Contribute to Jenkins plugins

Given the degree of freedom Jenkins allows in building both pipelines and underlying infrastructure, it is really hard to find a general solution.

Contributions would have a lengthy acceptance cycle. We could maintain a fork, but it has additional nuisances and there is not support for deploying forks in our current Jenkins infrastructure as code.

Most importantly, embedding metrics with the plugin will mean coupling it with the current server, each update in the code will need update in Jenkins and restart for the service.

Django or Flask application

Develop a small web application that, using a ETL process scapes Jenkins API for execution details and stores it in a small database. With that database, create dashboards for visualizing data for a given time range.

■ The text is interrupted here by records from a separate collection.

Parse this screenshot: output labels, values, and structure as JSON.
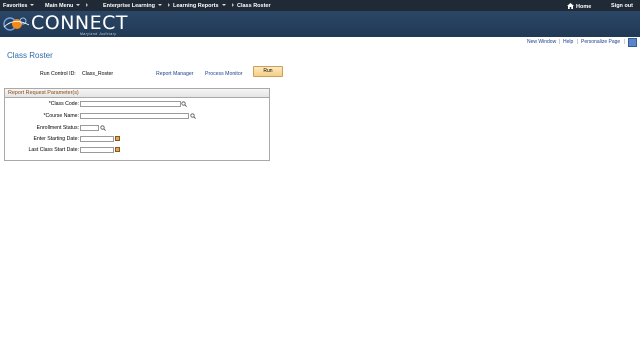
{
  "nav": {
    "favorites": "Favorites",
    "main_menu": "Main Menu",
    "enterprise_learning": "Enterprise Learning",
    "learning_reports": "Learning Reports",
    "current": "Class Roster",
    "home": "Home",
    "sign_out": "Sign out"
  },
  "brand": {
    "name": "CONNECT",
    "tagline": "Maryland Judiciary"
  },
  "pagebar": {
    "new_window": "New Window",
    "help": "Help",
    "personalize": "Personalize Page"
  },
  "page": {
    "title": "Class Roster",
    "run_control_label": "Run Control ID:",
    "run_control_value": "Class_Roster",
    "report_manager": "Report Manager",
    "process_monitor": "Process Monitor",
    "run_button": "Run"
  },
  "params": {
    "header": "Report Request Parameter(s)",
    "class_code_label": "*Class Code:",
    "course_name_label": "*Course Name:",
    "enrollment_status_label": "Enrollment Status:",
    "enter_starting_date_label": "Enter Starting Date:",
    "last_class_start_date_label": "Last Class Start Date:",
    "class_code_value": "",
    "course_name_value": "",
    "enrollment_status_value": "",
    "enter_starting_date_value": "",
    "last_class_start_date_value": ""
  },
  "colors": {
    "topnav_bg": "#1f2a36",
    "banner_bg": "#2b4766",
    "title": "#2e6aa8",
    "link": "#1c3f8f",
    "group_header_text": "#8a4b12",
    "run_button": "#f5cf86"
  },
  "icons": [
    "home-icon",
    "lookup-icon",
    "calendar-icon",
    "help-icon",
    "connect-logo-icon"
  ]
}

The main advantages would be to hold historical detailed data for executions, and that the scripts for both scraping and publishing metrics are already developed.

Kibana

Instead of using Jenkins API for scraping data, the same data can be found in both build logs and Jenkins server logs.

However, none of those logs are currently being sent to ELK, and the current status of ELK in development account is not particularly friendly or stable. An RFC for a full logging platform is ongoing.

Operation

Produced dashboards are intended for SRE team, CI squad, Automation Team, and in general to any team that is running a pipeline in Jenkins and is interesting in optimizing its execution.

Automation team and development teams will be consumers for the data, and it will be possible for them to include new dashboards an queries. CI squad will be responsible for the lambda function scraping and creating metrics.

Security Impact

Data presented in the application dashboards shall not be confidential, but internal. Access will be allowed only through VPN.

Credentials for accessing Jenkins API must be retrieved from AWS Secrets Manager.

Access to AWS resources (such as storage) will be granted by IAM role specific to the lambda function.

Performance Impact

Application will be scraping data for completed builds, so it will have no impact in running pipelines.

However, extensive API calls may cause Jenkins to load in memory a big number of objects that otherwise would be stored on disk, then causing increase in memory usage and multiple calls to garbage collector.

Developer Impact

N/A

Data Consumer Impact

This is new application and new data set, so no consumer can be impacted yet.

Deployment

Process is defined to be Serverless. AWS resources will be created with Terraform along with the current Jenkins infrastructure, and it will be possible to replicate it if we include more Jenkins servers in our setup.